Here we describe the structure and content of the most frequently used forms of files for JWST science data products, the vast majority of which are in FITS format. Each type of FITS file is the result of serialization of a corresponding data model. All JWST pipeline input and output products, with the exception of a few reference files and catalogs, are serialized as FITS files. The ASDF representation of the data model is serialized as a FITS BINTABLE extension within the FITS file, with EXTNAME=”ASDF”. The ASDF extension is essentially a text character serialization in YAML format of the data model. The ASDF representation is read from the extension when a FITS file is loaded into a data model to provide the initial instance of the data model. Values in the other FITS extensions then either override this initial model or are added to it.

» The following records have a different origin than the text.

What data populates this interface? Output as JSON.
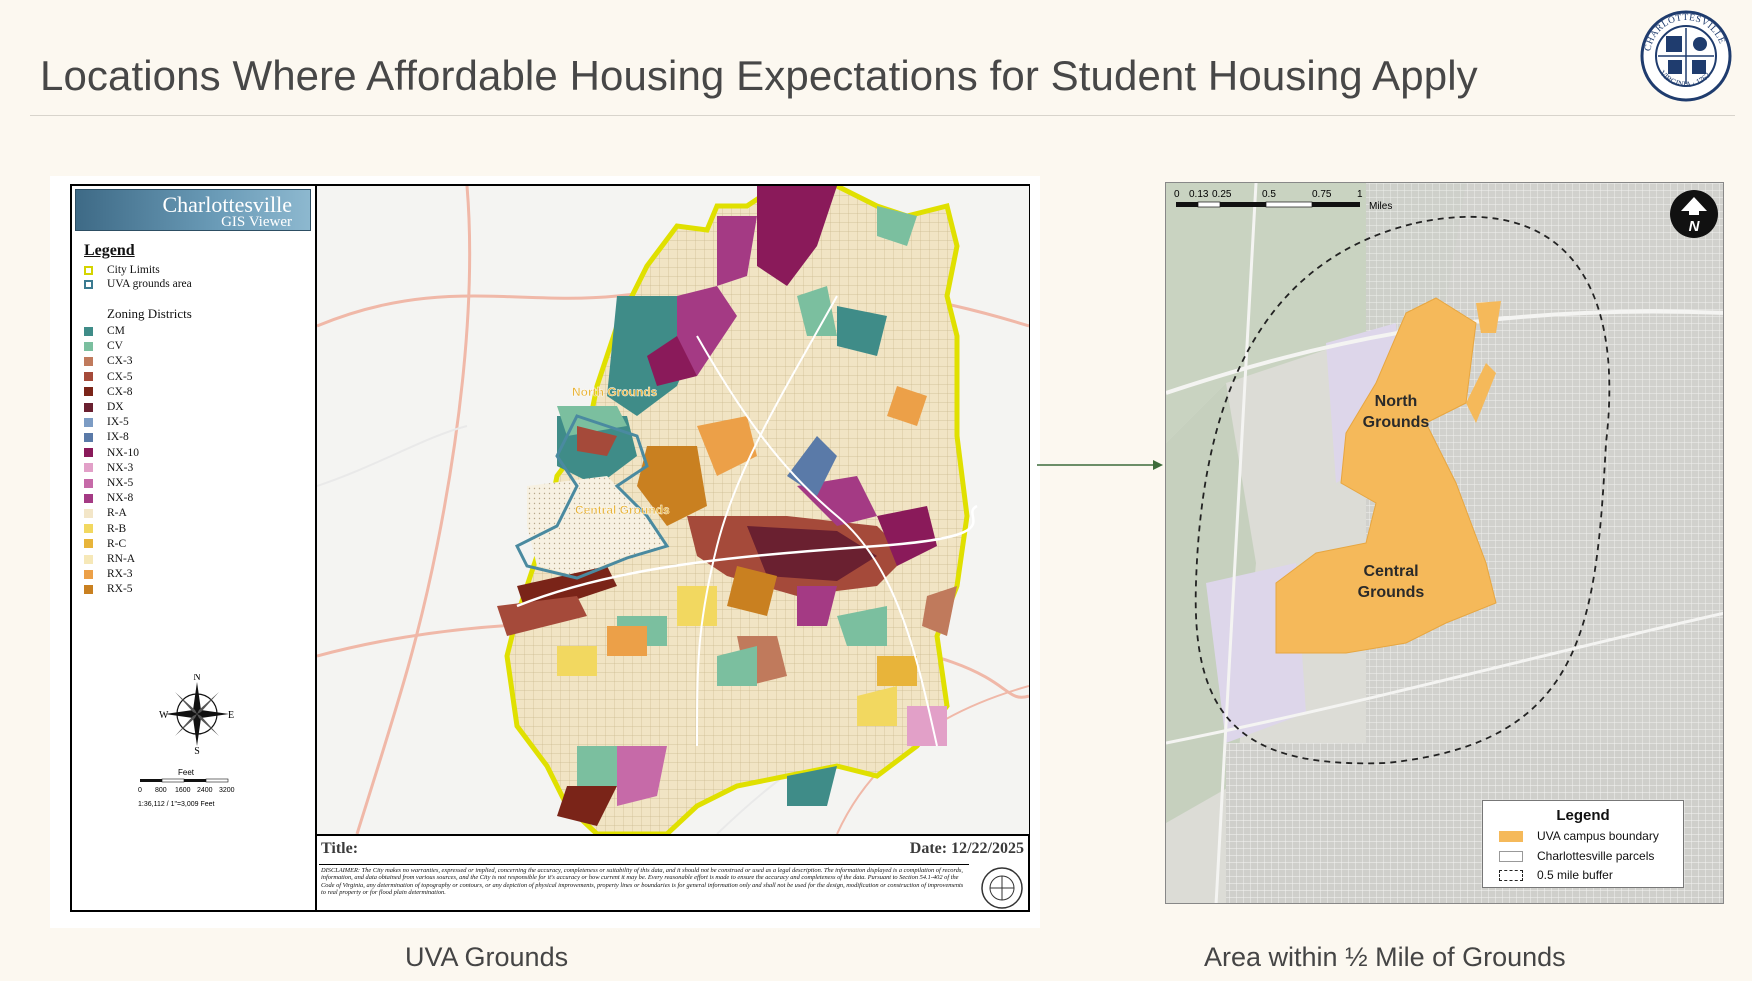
{
  "slide": {
    "title": "Locations Where Affordable Housing Expectations for Student Housing Apply",
    "seal_text": "CHARLOTTESVILLE VIRGINIA 1762"
  },
  "left_map": {
    "banner_line1": "Charlottesville",
    "banner_line2": "GIS Viewer",
    "legend_title": "Legend",
    "legend_items": [
      {
        "label": "City Limits",
        "color": "#e8e800"
      },
      {
        "label": "UVA grounds area",
        "color": "#4a8aa0"
      }
    ],
    "zoning_title": "Zoning Districts",
    "zones": [
      {
        "code": "CM",
        "color": "#3f8c88"
      },
      {
        "code": "CV",
        "color": "#7bbf9f"
      },
      {
        "code": "CX-3",
        "color": "#c07a5c"
      },
      {
        "code": "CX-5",
        "color": "#a54a3a"
      },
      {
        "code": "CX-8",
        "color": "#7a2418"
      },
      {
        "code": "DX",
        "color": "#6a2030"
      },
      {
        "code": "IX-5",
        "color": "#7c9cc4"
      },
      {
        "code": "IX-8",
        "color": "#5a7aa8"
      },
      {
        "code": "NX-10",
        "color": "#8a1a5a"
      },
      {
        "code": "NX-3",
        "color": "#e2a0c8"
      },
      {
        "code": "NX-5",
        "color": "#c66aa8"
      },
      {
        "code": "NX-8",
        "color": "#a43a84"
      },
      {
        "code": "R-A",
        "color": "#f3e6c8"
      },
      {
        "code": "R-B",
        "color": "#f2d860"
      },
      {
        "code": "R-C",
        "color": "#e8b43a"
      },
      {
        "code": "RN-A",
        "color": "#f6e8b8"
      },
      {
        "code": "RX-3",
        "color": "#eca048"
      },
      {
        "code": "RX-5",
        "color": "#c98020"
      }
    ],
    "north_label": "North Grounds",
    "central_label": "Central Grounds",
    "compass": {
      "n": "N",
      "s": "S",
      "e": "E",
      "w": "W"
    },
    "scale": {
      "unit": "Feet",
      "ticks": [
        "0",
        "800",
        "1600",
        "2400",
        "3200"
      ],
      "ratio": "1:36,112 / 1\"=3,009 Feet"
    },
    "title_label": "Title:",
    "date_label": "Date: 12/22/2025",
    "disclaimer": "DISCLAIMER: The City makes no warranties, expressed or implied, concerning the accuracy, completeness or suitability of this data, and it should not be construed or used as a legal description. The information displayed is a compilation of records, information, and data obtained from various sources, and the City is not responsible for it's accuracy or how current it may be. Every reasonable effort is made to ensure the accuracy and completeness of the data. Pursuant to Section 54.1-402 of the Code of Virginia, any determination of topography or contours, or any depiction of physical improvements, property lines or boundaries is for general information only and shall not be used for the design, modification or construction of improvements to real property or for flood plain determination.",
    "caption": "UVA Grounds"
  },
  "right_map": {
    "scale_ticks": [
      "0",
      "0.13",
      "0.25",
      "0.5",
      "0.75",
      "1"
    ],
    "scale_unit": "Miles",
    "north_label": "North\nGrounds",
    "central_label": "Central\nGrounds",
    "legend_title": "Legend",
    "legend_items": [
      {
        "label": "UVA campus boundary",
        "color": "#f5b95a"
      },
      {
        "label": "Charlottesville parcels",
        "color": "#ffffff"
      },
      {
        "label": "0.5 mile buffer",
        "color": "#ffffff"
      }
    ],
    "caption": "Area within ½ Mile of Grounds"
  }
}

Within the various STScI internal data processing and archiving systems that are used for routine processing of JWST data, there are some different uses of terminology to refer to different levels or stages of processing and products. For those who are interested or need to know, the table below gives high-level translations between those naming conventions.

Data Processing Levels

User Data Product Stages

MAST/CAOM Data Levels



-1 = Planned, but not yet executed

Level 0 = Science telemetry

Not available to users

Not available to users

Level 0.5 = POD files

Not available to users

Not available to users

Level 1a = Original FITS file

Stage 0 = Original FITS file

0 = raw (not available to users)

Level 1b = Uncal FITS file

Stage 0 = Fully-populated FITS file

1 = uncalibrated

Level 2a = Countrate exposure

Stage 1 = Countrate FITS file

2 = calibrated

Level 2b = Calibrated exposure

*Level 2c = CR-flagged exposure

Stage 2 = Calibrated exposure

2 = calibrated

Level 3 = Combined data

Stage 3 = Combined data

3 = Science product

*Note that Level 2c files are intermediate files produced during pipeline Stage 3 processing, and are not final products (as opposed to all the other product types that are listed here). Therefore, Level 2c files are not a final product of any pipeline stage, but are produced within the pipeline Stage 3 processing. Level 2c files (identified by the ‘crf’ extension) are in the same format as Level 2b products, with the difference being that their data quality flags have been updated after running outlier detection in pipeline Stage 3 processing.

Throughout this document, we will use the “Stage” terminology to refer to data products. Stage 0, 1, and 2 products are always files containing the data from a single exposure and a single detector. A NIRCam exposure that uses all 10 detectors will therefore result in 10 separate FITS files for each of the Stage 0, 1, and 2 products. Because these stages contain the data for a single exposure, they are refered to as “exposure-based” products and use an “exposure-based” file naming syntax. Stage 3 products, on the other hand, are constructed from the combined data of multiple exposures for a given source or target. They are referred to as “source-based” products and use a “source-based” file naming syntax. Observing modes that include multiple defined sources within a single exposure or observation, such as NIRSpec MOS and NIRCam/NIRISS WFSS, will result in multiple Stage 3 products, one for each defined or identifiable source.